The Old Lady’s House
Deborah A. Symonds
White and foursquare, it stood at the edge of a cornfield
In a row of simple straight houses
On a state road running right out to the setting sun.
Car after car pulled up in the frozen mud and parked;
People in heavy coats and lined overalls collected in the yard
And began wiping snow off glasses, crocks, eggbeaters, and two papier-mache Easter rabbits.
The thin dark blue bunny had unreasonably tall ears and one fierce eye painted on in black.
The other eye was winking.
The ring man1 held the rabbits up
Until they sold for seventeen-fifty, in weather so cold no one believed it was spring.
Inside, the flowered carpets were muddied and tracked by bidders, curious people,
Neighbors, buying coffee from a woman in one corner, looking,
And leaving styrofoam cups everywhere.
The house was one room, and people were not used to that,
And it was painted pink at one end and green at the other, and the paint was thirty‑eight years old,
And everything else was ten years older, with three exceptions: the television, stove, and refrigerator.
No one talked much in the house.
The paint was glazed yellow with years, and cooking, making the pink kitchen
Look salmony brown, and the green look dark, military, aged.
There was a determined bare bulb in the kitchen ceiling,
Lighting a hoosier cabinet, the kind with lots of doors and drawers and a towel rack,
An old sink, a ringer washer, a small wooden cupboard, and the shiny new stove and refrigerator.
All the dishes, the pots, the double-boiler, the set of glasses in a wire rack, the green depression glass
Had been set outside on tables, along with the rabbits,
And all the shelves, covered here and there with a bit of curtain, were bare.
At the other end of the room, the green end, a small open-flame gas furnace poured out heat.
Three feet from it stood an old double bed, its mattress already hauled away,
Its matching chest of drawers emptied and waiting to be sold.
Kitchen chairs, a homemade bench, a plant stand, and a smoking cabinet were huddled around the fire,
Along with people who had come to buy, but whose feet had frozen
While the bowls and irons, the pressed glass and canning jars, the Christmas decorations sold, outside, for a bit more than these things are usually worth.
More people with cold and muddy feet shuffled through the other side of the green room,
Wanting to buy coffee from the woman who had set up her urns and cakes in the kitchen,
And then sitting in the corner that must have been the parlor.
Wherever they had been, a big square burgundy sofa and its matching chair, covered in a thick plush,
Were shoved together under a window, their carved wood feet touching.
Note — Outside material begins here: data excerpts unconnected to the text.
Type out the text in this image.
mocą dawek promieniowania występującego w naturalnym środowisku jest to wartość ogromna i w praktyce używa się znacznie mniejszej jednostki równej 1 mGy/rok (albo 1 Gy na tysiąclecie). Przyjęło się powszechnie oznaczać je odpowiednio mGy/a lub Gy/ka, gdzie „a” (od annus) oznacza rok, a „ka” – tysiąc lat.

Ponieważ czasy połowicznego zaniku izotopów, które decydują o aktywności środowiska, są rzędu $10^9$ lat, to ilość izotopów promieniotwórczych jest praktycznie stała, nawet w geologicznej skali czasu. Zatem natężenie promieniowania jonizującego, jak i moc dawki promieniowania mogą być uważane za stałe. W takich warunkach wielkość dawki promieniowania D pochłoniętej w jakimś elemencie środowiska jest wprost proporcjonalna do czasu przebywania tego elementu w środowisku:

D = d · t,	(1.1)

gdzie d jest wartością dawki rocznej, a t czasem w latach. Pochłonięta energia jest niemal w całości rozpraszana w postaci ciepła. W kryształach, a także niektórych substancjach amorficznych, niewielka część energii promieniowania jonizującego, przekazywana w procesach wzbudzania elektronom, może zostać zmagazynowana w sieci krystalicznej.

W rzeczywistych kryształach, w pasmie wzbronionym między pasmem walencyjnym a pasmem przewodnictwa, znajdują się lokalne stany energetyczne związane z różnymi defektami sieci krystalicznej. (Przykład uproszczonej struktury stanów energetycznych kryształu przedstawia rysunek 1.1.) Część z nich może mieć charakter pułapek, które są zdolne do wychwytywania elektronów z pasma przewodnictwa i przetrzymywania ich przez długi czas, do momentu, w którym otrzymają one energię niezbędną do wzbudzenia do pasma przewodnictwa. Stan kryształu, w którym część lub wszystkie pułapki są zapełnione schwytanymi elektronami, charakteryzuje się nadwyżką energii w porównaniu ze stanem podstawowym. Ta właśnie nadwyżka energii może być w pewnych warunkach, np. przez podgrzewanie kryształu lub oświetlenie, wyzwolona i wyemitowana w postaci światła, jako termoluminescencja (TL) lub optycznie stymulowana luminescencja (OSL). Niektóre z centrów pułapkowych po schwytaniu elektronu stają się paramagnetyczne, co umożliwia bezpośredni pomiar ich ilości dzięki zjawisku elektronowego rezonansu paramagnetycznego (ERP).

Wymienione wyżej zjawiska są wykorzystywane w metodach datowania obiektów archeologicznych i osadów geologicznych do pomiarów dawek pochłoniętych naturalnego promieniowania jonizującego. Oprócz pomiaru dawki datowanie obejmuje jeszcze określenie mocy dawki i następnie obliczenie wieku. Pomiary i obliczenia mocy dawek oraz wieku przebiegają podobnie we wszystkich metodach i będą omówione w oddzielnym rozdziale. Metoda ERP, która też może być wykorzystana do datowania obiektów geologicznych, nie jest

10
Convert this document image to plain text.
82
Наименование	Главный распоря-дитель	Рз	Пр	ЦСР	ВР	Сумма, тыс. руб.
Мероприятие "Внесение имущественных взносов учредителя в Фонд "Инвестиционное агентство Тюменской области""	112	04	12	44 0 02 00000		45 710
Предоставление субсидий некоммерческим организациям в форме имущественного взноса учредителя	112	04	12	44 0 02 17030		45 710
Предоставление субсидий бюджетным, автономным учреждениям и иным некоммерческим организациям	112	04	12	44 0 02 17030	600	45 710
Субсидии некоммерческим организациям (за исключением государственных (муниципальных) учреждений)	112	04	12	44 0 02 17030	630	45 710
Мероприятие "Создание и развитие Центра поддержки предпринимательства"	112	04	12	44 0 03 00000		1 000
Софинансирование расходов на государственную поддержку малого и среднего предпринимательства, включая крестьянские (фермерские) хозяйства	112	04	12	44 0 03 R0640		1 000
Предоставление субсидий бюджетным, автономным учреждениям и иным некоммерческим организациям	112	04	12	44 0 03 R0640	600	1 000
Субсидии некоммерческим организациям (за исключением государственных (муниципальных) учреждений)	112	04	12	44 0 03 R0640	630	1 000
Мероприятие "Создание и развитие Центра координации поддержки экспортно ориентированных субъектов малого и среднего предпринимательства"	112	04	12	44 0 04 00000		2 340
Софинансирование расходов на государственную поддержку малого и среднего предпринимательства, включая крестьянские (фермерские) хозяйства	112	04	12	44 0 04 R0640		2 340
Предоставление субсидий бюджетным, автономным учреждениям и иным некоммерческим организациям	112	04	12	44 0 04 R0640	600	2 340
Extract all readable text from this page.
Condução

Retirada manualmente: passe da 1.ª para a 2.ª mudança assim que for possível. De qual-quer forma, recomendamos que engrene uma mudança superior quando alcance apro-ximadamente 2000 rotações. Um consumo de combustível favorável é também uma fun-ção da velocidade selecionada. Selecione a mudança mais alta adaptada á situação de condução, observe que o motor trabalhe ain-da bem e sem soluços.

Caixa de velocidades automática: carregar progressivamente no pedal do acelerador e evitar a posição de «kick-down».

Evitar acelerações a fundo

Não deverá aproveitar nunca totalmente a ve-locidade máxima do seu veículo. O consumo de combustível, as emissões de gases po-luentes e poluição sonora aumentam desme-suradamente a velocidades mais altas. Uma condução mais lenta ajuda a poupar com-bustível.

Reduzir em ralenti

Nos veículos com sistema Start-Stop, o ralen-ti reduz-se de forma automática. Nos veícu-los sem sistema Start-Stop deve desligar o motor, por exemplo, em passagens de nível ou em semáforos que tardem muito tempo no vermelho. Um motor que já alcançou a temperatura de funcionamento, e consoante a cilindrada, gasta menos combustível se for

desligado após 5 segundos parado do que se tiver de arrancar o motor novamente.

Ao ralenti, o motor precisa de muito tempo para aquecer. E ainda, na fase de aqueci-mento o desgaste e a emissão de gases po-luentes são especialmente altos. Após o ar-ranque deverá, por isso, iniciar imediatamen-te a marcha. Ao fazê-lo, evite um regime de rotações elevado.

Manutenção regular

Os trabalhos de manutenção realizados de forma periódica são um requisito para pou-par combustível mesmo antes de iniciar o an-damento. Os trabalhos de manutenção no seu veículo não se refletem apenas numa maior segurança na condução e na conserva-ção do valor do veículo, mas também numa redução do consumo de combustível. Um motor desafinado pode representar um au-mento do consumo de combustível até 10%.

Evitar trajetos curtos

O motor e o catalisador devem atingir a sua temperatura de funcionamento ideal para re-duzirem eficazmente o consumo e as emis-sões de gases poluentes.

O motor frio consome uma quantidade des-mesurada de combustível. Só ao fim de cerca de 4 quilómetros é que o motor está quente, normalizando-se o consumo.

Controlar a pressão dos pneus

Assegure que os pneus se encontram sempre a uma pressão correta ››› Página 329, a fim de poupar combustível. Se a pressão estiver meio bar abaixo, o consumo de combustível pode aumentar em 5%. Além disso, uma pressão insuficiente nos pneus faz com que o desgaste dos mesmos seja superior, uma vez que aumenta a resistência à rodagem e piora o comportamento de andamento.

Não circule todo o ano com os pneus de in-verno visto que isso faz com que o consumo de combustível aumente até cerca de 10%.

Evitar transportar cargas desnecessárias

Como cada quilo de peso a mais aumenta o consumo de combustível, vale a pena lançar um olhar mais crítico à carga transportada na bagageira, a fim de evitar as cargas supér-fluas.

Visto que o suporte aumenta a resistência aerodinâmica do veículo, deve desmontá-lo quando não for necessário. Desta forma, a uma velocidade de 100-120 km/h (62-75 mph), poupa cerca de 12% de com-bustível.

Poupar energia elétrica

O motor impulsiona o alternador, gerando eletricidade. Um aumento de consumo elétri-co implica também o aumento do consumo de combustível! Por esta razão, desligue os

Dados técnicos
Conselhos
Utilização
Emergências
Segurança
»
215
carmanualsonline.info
Beside them was a lady’s writing desk with a fine, delicate Windsor chair.
These had once kept company with an old floor lamp with a green marble base
And three pretend candlesticks to hold bulbs,
And a table lamp from the fifties with a wild, aggressive ceramic base, and a shade two feet wide.
The old woman had clearly not bought anything
Since she had moved in, in 1960.
The shiny new appliances would have been gifts from her children,
Just like the bathroom built into one corner,
With its tub, toilet, freezer, water heater,
And clothesline strung from a piece of handrail propped against the ceiling.
She had what she needed, had had it for a long time, and knew it.
She had her house, with two fir trees guarding the front door,
Carefully trimmed to let one thin person near the door.
Last year’s tomato plants were staked in the backyard,
And there was one dead chicken in the coop, frozen,
And two outhouses, filled with tools.
The outhouses must have been used, since they
Had been built in the back of the yard in a straight line from the back door,
Perfect for dark nights.
Even the outhouses were sold that afternoon for fifteen dollars, and hauled off.
The car, a big old two-tone from the seventies,
Was probably towed away as scrap.
The house was sold, too,
But I never knew what happened to the two pictures on the walls, the only two,
Both so small and dirty that the auctioneers didn’t touch them.
One hung over the bed, and began “To Mother,” but had faded past reading;
The other, in the kitchen, was a black plastic outline of an old car,
Holding a small calendar for 1973.
When the auctioneer finally moved inside and began selling the furniture,
A very old woman, who had watched everything
Moved to the front.
Nodding carefully, looking up at the young couple with her,
She bid her way up to ninety dollars
And bought what she wanted.
With just the slightest smile on her face,
She reached out to touch the old wooden cupboard once,
And shuffled out the door in her old carpet slippers.
1 The ringmen carry forward, hold up to view, and deliver goods at an auction.